Adam Hogarth: Happiness for everybody, 2020

£360.00

Adam Hogarth

Happiness for Everybody

Tinted photo-etching and aquatint

Edition of 20

Sold unframed. If you want to order a framed copy add £100 and allow an extra 2 weeks for delivery

Description

Adam Hogarth: Happiness for everybody, is a print from a series of tinted photo-etchings and aquatints. It forms part of the artist’s ongoing research into the environmental impact of the post-nuclear legacy. This is leading up to a larger body of work titled “The Future’s Forgotten Rituals”.

The photographs for the series are all taken at locations impacted by the use of nuclear technology. Adam has visited all of them in the course of his research. Within the series are prints with images from Chernobyl, Pripyat and Hiroshima.

Adam has worked on each print to transform its character. He wanted  it to have the appearance of age and weathering. According to the overall theme of the work, it had to look as if it was  salvaged from an exclusion zone, or dug up from the earth. So he has tanned each print individually with tannic acid.  Because this process is unpredictable, each print is different from the next, even within the same edition.

The Future’s Forgotten Rituals – the background

The Strugatsky Brother’s novel “Roadside Picnic” has directly  influenced the artist’s subject matter. This is a story in which professional “Stalkers” would illegally salvage objects from an exclusion zone and resell them on the black market. The artist has created his own version of the story, which forms an entire scenario for the work. He describes it as follows:

This work documents a series of fictitious folk communities that hang onto life 900 years after a global mass extinction. A worldwide nuclear meltdown and environmental disaster have regressed humanity into a new dark age. Sea levels have risen catastrophically. Many animal species are extinct.  Poison has affected much of the land. Humans hang onto life, collecting photographs and artefacts dug up from the ground. They regard these artefacts  as “Sacred Objects” which remind them of a way of life they thought they had lost through the nuclear disaster. They then use them for performance of masked rituals and ceremonies.
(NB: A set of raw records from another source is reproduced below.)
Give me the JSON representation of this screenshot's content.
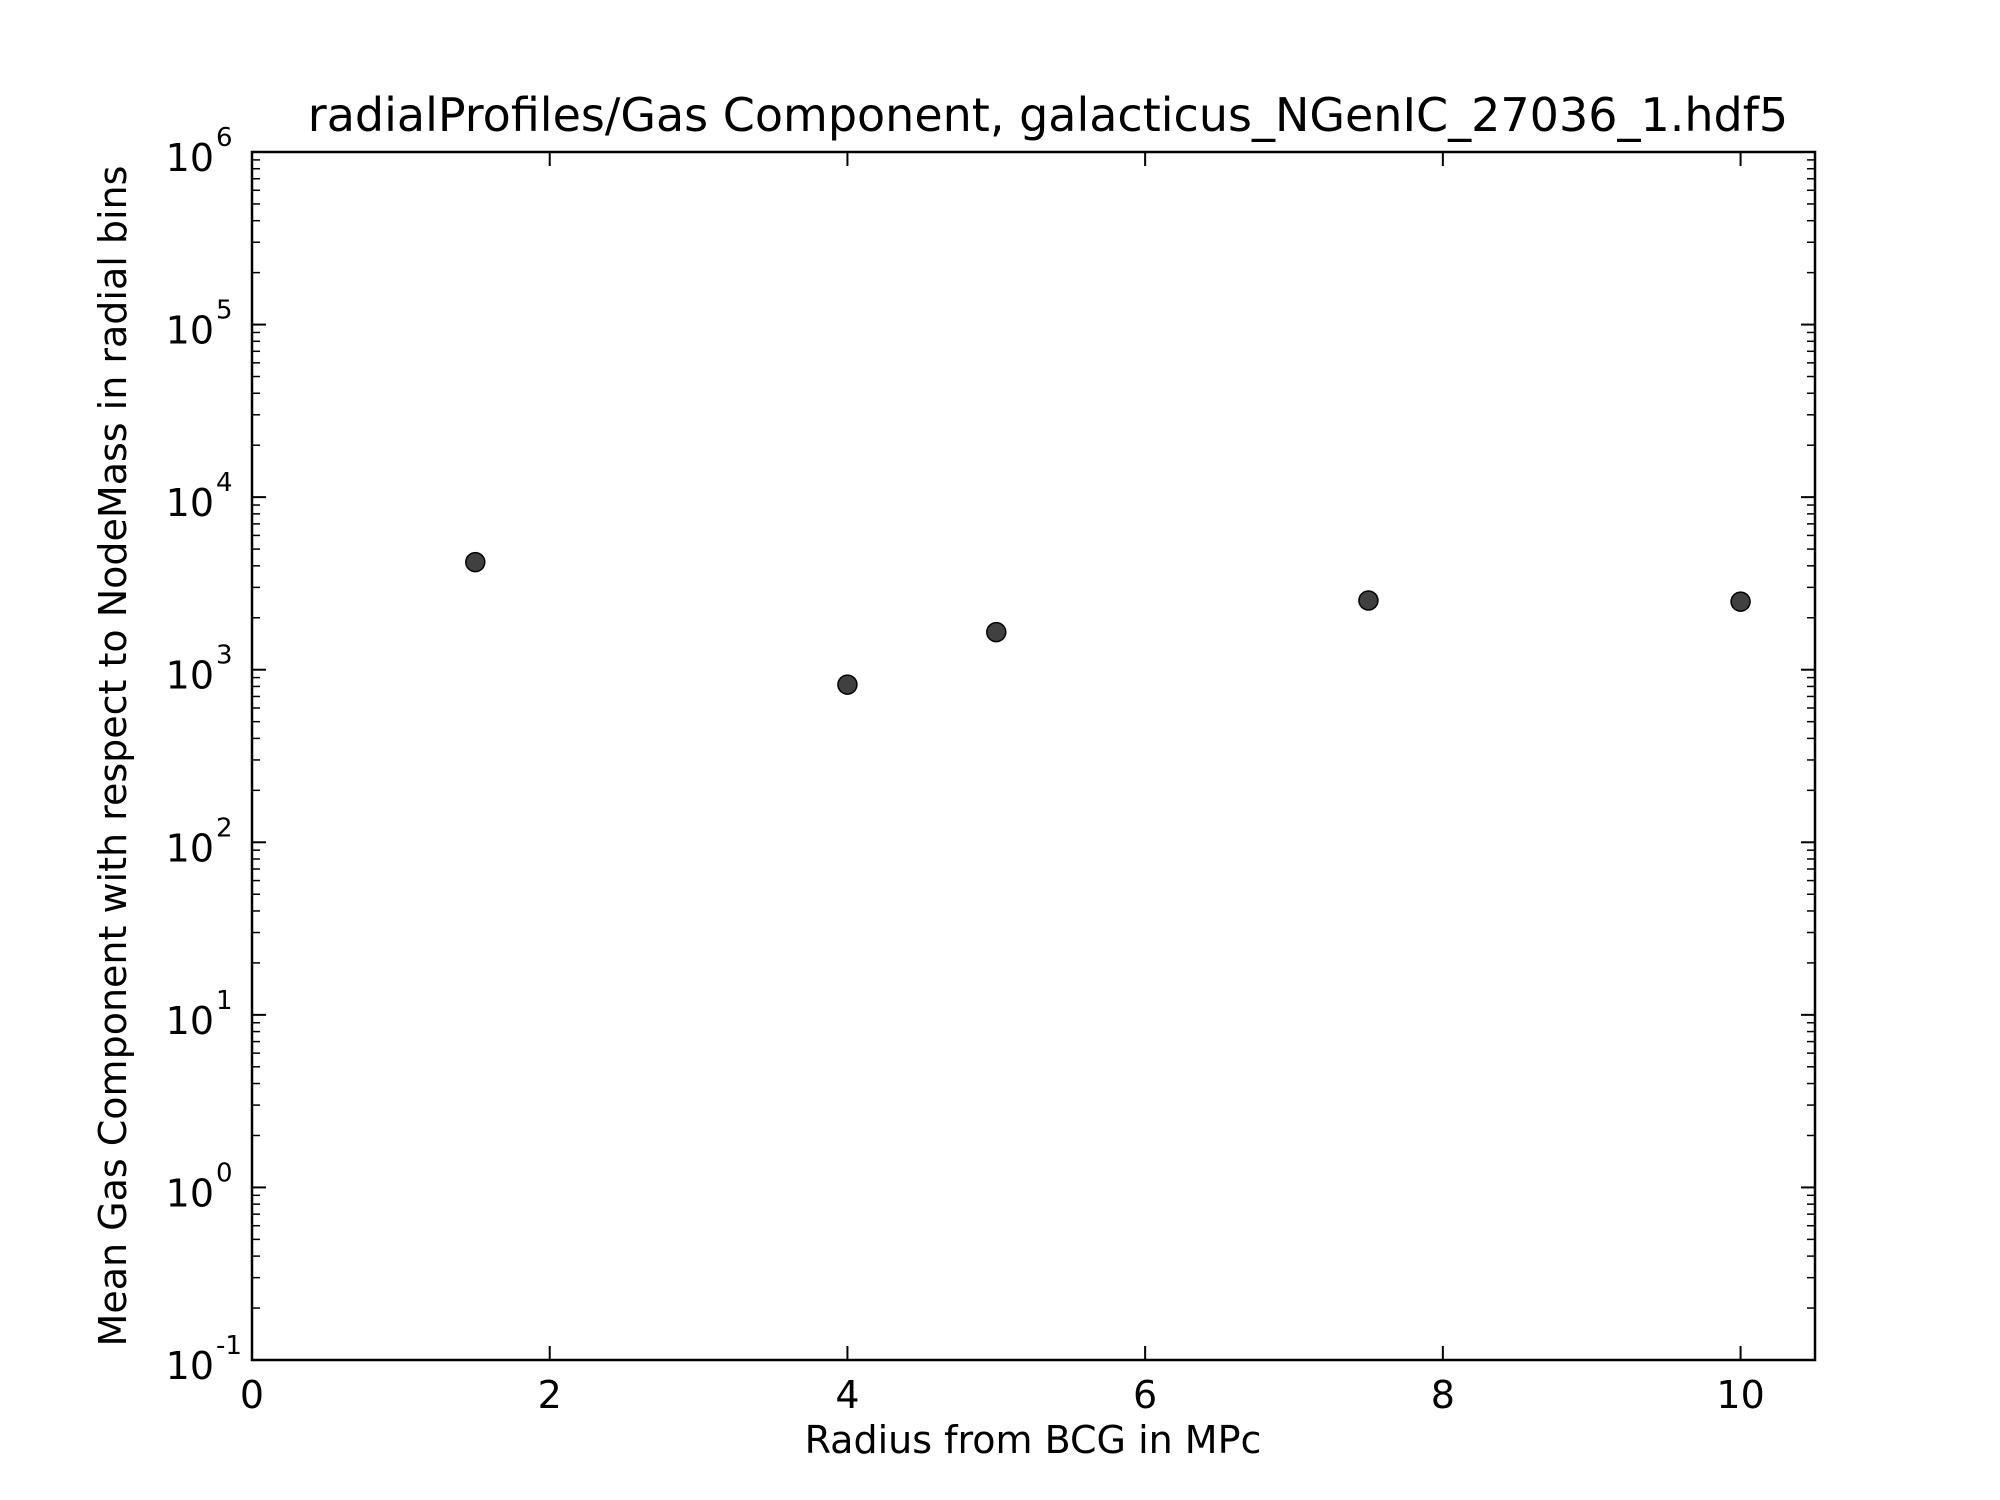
{
  "chart_data": {
    "type": "scatter",
    "title": "radialProfiles/Gas Component, galacticus_NGenIC_27036_1.hdf5",
    "xlabel": "Radius from BCG in MPc",
    "ylabel": "Mean Gas Component with respect to NodeMass in radial bins",
    "xlim": [
      0,
      10.5
    ],
    "ylim": [
      0.1,
      1000000
    ],
    "yscale": "log",
    "grid": false,
    "x_ticks": [
      {
        "value": 0,
        "label": "0"
      },
      {
        "value": 2,
        "label": "2"
      },
      {
        "value": 4,
        "label": "4"
      },
      {
        "value": 6,
        "label": "6"
      },
      {
        "value": 8,
        "label": "8"
      },
      {
        "value": 10,
        "label": "10"
      }
    ],
    "y_ticks": [
      {
        "value": 0.1,
        "base": "10",
        "exp": "-1"
      },
      {
        "value": 1,
        "base": "10",
        "exp": "0"
      },
      {
        "value": 10,
        "base": "10",
        "exp": "1"
      },
      {
        "value": 100,
        "base": "10",
        "exp": "2"
      },
      {
        "value": 1000,
        "base": "10",
        "exp": "3"
      },
      {
        "value": 10000,
        "base": "10",
        "exp": "4"
      },
      {
        "value": 100000,
        "base": "10",
        "exp": "5"
      },
      {
        "value": 1000000,
        "base": "10",
        "exp": "6"
      }
    ],
    "marker_color": "#404040",
    "points": [
      {
        "x": 1.5,
        "y": 4200
      },
      {
        "x": 4,
        "y": 820
      },
      {
        "x": 5,
        "y": 1650
      },
      {
        "x": 7.5,
        "y": 2520
      },
      {
        "x": 10,
        "y": 2480
      }
    ]
  }
}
The entire series of works will eventually form an exhibition complete with performances and rituals from a post-nuclear future.

About the Artist

Adam Hogarth is one of GroundWork’s selected artists.

Adam Hogarth lives and works in London, UK. He completed a BA Hons in Fine Art, Northumbria University and an MFA in Fine Art Printmaking, The Royal College of Art. Since 2016 he has been the printmaking fellow at The Royal Academy of Arts. His technical expertise has also made him head screen-printer at Thames-side print studio.

He has exhibited nationally including the ICA, Tate Britain, The Royal Academy of Arts, The William Morris Gallery. Internationally he has shown at Kobe Sans University (Japan) and the Finland Print Triennale.